太陽光パネル税は制定される?経緯と概要を解説

太陽光パネル税は制定される?経緯と概要を解説

美作市では、太陽光パネル税の条例制定に向けて動いています。

太陽光発電を運用するとさまざまな税金がかかります。売電を行った場合は、売電収入に対して所得税が発生します。また、事業用太陽光発電を設置運用した場合は、固定資産税もかかります。そのため、太陽光パネル税は、発電事業者にとって負担のかかる制度です。

そこで今回は、太陽光パネル税の内容と問題点について詳しくご紹介します。太陽光パネル税に疑問を抱いている方や太陽光発電に関する税金を整理・確認している方は、参考にしてみてください。

太陽光パネル税とは一体何?

太陽光パネル税とは一体何?

太陽光パネル税は美作市(みまさかし)で提案された税金ですが、義務化されているわけではありません。

まずは、太陽光パネル税を提示している自治体や経緯について確認していきます。

美作市で提案された太陽光発電関連の税金

太陽光パネル税とは、岡山県美作市の市議会で提案された条例案のことです。導入目的は、太陽光発電施設周辺の防災対策費用を確保するためとのことです。

出力10kW以上の野立て太陽光発電など指定の設備が、太陽光パネル税の対象とされています。非課税対象の設備は、次の項目で説明します。

太陽光パネル1㎡あたりの税負担は、50円の予定とされています。太陽光パネルの面積が広いほど、課税額の増加につながる仕組みです。課税期間は5年間で、必要に応じて期間などが調整されます。

太陽光パネル税非課税の条件

太陽光パネル税の条例案には、非課税の条件も設けられています。

  • 建築物の屋根などに設置された太陽光発電設備(野立て以外)
  • 出力10kW未満の太陽光発電
  • 出力50kW未満の太陽光発電でかつ砂防指定地や地すべり防止区域、急傾斜地崩壊危険区域、土砂災害警戒区域および土砂災害特別警戒区域に含まれない土地に設置されている

また、太陽光発電事業者が住民と円滑な関係を維持するための寄附金を出している場合は、寄附金相当額の税額控除という項目も定められています。(税額の20%を上限)

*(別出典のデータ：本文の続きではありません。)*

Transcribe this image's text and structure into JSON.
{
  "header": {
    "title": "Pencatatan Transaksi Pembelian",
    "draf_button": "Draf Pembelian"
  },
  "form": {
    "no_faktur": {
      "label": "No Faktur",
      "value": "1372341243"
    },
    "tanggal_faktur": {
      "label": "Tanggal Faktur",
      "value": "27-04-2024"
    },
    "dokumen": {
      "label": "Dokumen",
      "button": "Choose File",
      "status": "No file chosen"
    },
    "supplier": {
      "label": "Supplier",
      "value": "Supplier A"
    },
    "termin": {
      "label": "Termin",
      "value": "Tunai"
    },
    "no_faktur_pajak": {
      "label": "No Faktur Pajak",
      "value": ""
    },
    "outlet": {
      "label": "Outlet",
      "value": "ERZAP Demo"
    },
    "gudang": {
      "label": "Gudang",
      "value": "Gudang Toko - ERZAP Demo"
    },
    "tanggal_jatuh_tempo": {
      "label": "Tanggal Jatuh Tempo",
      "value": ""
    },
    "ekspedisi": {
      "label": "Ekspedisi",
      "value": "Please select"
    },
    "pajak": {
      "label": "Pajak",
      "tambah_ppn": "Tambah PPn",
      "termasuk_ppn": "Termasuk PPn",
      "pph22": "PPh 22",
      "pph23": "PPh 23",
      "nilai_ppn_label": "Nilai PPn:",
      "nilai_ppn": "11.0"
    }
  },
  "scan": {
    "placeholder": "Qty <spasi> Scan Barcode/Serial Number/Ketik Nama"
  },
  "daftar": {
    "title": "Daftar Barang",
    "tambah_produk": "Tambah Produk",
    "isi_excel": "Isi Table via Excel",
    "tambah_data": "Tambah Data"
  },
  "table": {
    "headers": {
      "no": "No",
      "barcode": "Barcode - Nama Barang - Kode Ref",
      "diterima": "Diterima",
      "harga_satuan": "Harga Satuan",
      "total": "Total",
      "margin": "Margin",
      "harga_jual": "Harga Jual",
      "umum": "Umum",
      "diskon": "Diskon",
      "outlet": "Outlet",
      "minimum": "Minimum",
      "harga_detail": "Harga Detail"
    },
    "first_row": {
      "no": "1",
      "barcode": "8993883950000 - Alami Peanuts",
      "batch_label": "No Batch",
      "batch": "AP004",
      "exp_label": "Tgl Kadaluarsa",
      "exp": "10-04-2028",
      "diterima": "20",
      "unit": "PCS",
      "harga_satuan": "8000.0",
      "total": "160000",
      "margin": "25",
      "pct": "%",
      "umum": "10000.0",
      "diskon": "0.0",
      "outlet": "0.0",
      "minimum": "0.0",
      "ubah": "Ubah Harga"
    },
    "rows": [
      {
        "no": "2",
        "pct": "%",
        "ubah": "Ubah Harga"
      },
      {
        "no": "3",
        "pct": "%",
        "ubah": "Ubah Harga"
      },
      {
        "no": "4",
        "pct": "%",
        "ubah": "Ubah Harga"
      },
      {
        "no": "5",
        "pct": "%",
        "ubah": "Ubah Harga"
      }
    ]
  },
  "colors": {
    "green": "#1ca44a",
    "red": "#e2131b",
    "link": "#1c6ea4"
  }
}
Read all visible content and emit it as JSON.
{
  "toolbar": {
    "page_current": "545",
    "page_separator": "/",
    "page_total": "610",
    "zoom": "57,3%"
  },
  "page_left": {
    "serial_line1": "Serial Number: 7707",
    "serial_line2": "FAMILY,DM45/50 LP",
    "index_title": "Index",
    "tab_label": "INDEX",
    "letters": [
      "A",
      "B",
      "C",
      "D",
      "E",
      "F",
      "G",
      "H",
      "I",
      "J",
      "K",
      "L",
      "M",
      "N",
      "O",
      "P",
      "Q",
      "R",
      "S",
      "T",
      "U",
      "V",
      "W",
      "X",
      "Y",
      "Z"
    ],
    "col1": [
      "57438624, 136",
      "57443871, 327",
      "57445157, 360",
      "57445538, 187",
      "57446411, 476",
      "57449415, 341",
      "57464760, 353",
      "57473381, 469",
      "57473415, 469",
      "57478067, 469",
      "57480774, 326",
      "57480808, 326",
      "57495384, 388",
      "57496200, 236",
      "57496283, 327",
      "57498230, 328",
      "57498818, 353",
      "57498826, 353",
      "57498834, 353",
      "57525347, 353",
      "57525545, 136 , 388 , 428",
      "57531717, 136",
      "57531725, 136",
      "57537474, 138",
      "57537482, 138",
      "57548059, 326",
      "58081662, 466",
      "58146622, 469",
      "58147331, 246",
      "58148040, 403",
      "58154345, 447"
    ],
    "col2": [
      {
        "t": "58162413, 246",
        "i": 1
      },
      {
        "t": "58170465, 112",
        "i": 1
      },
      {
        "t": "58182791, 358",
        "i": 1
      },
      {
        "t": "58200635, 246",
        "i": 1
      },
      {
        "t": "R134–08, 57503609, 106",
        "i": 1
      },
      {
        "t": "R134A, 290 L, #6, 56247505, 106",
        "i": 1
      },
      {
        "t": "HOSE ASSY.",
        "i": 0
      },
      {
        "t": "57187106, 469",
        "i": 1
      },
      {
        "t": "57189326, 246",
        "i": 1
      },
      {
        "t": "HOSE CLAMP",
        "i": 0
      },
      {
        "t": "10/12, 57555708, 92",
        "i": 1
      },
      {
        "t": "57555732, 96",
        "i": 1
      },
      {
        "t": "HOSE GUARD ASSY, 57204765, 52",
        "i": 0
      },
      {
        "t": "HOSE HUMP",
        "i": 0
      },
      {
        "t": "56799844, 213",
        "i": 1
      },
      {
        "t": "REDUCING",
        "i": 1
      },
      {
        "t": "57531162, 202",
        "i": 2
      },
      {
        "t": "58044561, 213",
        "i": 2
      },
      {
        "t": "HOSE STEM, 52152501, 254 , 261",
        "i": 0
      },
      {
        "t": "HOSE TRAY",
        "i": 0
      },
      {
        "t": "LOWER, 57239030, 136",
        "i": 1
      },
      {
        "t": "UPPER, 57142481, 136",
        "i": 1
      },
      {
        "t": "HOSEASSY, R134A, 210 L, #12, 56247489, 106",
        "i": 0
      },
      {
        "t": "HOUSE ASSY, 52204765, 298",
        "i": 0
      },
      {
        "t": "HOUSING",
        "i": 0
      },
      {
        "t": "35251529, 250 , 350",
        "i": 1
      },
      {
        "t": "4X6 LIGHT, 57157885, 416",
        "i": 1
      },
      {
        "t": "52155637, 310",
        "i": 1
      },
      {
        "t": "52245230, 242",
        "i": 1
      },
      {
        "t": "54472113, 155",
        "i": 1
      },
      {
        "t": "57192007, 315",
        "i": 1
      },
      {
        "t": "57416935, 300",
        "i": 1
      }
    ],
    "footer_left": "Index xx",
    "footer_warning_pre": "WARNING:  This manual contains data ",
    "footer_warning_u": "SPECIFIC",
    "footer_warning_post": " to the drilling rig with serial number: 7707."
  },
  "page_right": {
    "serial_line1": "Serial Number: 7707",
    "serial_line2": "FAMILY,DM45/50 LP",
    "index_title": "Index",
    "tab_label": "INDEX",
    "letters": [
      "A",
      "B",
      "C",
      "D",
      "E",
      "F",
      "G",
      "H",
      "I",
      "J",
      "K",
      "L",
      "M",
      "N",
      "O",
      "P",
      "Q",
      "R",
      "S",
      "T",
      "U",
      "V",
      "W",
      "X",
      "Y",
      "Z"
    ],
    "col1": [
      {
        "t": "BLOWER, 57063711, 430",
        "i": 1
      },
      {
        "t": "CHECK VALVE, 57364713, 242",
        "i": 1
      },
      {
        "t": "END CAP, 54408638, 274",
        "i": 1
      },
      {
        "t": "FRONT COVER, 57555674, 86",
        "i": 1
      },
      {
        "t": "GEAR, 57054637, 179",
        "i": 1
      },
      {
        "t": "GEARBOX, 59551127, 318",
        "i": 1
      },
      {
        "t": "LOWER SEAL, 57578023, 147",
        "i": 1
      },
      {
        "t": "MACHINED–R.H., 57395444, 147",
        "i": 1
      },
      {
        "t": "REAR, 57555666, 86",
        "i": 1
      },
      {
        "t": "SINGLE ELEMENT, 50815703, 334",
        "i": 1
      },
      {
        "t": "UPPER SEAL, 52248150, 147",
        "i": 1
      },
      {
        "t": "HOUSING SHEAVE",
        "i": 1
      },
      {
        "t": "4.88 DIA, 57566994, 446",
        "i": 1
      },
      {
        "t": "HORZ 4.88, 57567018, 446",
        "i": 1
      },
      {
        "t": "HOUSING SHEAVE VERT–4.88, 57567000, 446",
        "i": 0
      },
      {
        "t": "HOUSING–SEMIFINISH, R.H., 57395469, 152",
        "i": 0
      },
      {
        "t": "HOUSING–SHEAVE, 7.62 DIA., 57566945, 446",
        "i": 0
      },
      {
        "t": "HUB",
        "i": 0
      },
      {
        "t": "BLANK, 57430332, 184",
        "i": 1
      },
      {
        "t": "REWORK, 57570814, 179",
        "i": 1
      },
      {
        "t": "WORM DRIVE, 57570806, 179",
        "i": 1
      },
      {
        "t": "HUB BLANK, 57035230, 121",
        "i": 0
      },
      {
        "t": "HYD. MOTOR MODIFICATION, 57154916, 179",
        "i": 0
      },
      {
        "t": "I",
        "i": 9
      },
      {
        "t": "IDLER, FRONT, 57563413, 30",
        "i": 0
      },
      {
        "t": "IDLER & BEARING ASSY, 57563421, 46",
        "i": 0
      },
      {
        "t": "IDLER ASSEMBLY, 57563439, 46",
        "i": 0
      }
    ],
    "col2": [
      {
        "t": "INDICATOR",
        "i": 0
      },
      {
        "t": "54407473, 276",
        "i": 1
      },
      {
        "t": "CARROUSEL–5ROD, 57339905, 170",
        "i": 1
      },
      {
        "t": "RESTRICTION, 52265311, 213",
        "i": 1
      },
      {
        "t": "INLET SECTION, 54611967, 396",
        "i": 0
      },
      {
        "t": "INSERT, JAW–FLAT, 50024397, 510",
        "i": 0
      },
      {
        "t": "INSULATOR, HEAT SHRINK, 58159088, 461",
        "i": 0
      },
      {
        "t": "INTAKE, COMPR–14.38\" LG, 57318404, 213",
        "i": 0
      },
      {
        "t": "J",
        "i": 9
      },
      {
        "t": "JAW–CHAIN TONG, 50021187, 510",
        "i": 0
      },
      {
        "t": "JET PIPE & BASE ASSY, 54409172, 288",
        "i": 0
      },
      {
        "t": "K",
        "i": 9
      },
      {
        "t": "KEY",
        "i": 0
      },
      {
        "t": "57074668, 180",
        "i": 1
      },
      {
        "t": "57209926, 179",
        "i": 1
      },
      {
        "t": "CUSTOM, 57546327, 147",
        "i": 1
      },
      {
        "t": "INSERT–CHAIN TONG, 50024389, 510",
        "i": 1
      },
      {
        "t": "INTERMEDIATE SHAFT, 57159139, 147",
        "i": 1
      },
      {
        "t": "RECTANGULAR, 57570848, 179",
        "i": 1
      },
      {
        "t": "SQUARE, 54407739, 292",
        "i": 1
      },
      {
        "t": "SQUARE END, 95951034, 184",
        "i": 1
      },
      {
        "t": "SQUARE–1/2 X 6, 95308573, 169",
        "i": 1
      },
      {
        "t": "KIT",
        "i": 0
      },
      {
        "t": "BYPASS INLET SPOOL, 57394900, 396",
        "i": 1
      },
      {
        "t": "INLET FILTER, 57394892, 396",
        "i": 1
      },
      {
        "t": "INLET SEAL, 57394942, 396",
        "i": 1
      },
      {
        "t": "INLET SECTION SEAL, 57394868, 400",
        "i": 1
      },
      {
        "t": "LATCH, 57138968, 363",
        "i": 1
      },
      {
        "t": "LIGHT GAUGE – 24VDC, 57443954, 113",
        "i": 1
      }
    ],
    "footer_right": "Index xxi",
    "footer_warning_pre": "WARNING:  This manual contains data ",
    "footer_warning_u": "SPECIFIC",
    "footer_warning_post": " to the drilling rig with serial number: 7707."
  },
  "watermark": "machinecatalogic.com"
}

災害リスクの多い土地で10kW以上の事業用太陽光発電を運営している事業者が、太陽光パネル税の対象とされる仕組みです。

総務大臣の判断で太陽光パネル税の有無が決まる

太陽光パネル税の条例案は、2021年12月21日に美作市議会で可決されました。しかし、条例案の可決のみで法定外目的税は、義務化されません。法定外目的税とは、地方税法に定められていない地方税のことで、太陽光パネル税も含まれます。

法定外目的税の創設には、総務省の総務大臣による同意が必要です。

再生可能エネルギー関連の法定外目的税は国のエネルギー政策と関わるため、総務省単体ではなく経済産業省との確認やすり合わせなどが必要とされています。

そのため、国の判断に時間がかかる可能性もあり、今後の展開に要注目です。

太陽光パネル税のメリット

太陽光パネル税のメリット

太陽光パネル税は、太陽光発電設備の周辺に住んでいる住民にとってメリットもあります。

太陽光パネル税の対象設備は、土砂災害や地すべりなどの災害リスクの多い土地に設置されている太陽光発電とされています。さらに税負担が増えれば、災害リスクの多い土地への設備設置を抑えられる可能性があります。

このような点から太陽光パネル税は、土砂災害などのリスクのある土地で生活している方にとってメリットのある政策です。

太陽光パネル税の問題点

太陽光パネル税の問題点

太陽光パネル税について注目している方の中には、どのような問題点があるのか気になる方もいるのではないでしょうか?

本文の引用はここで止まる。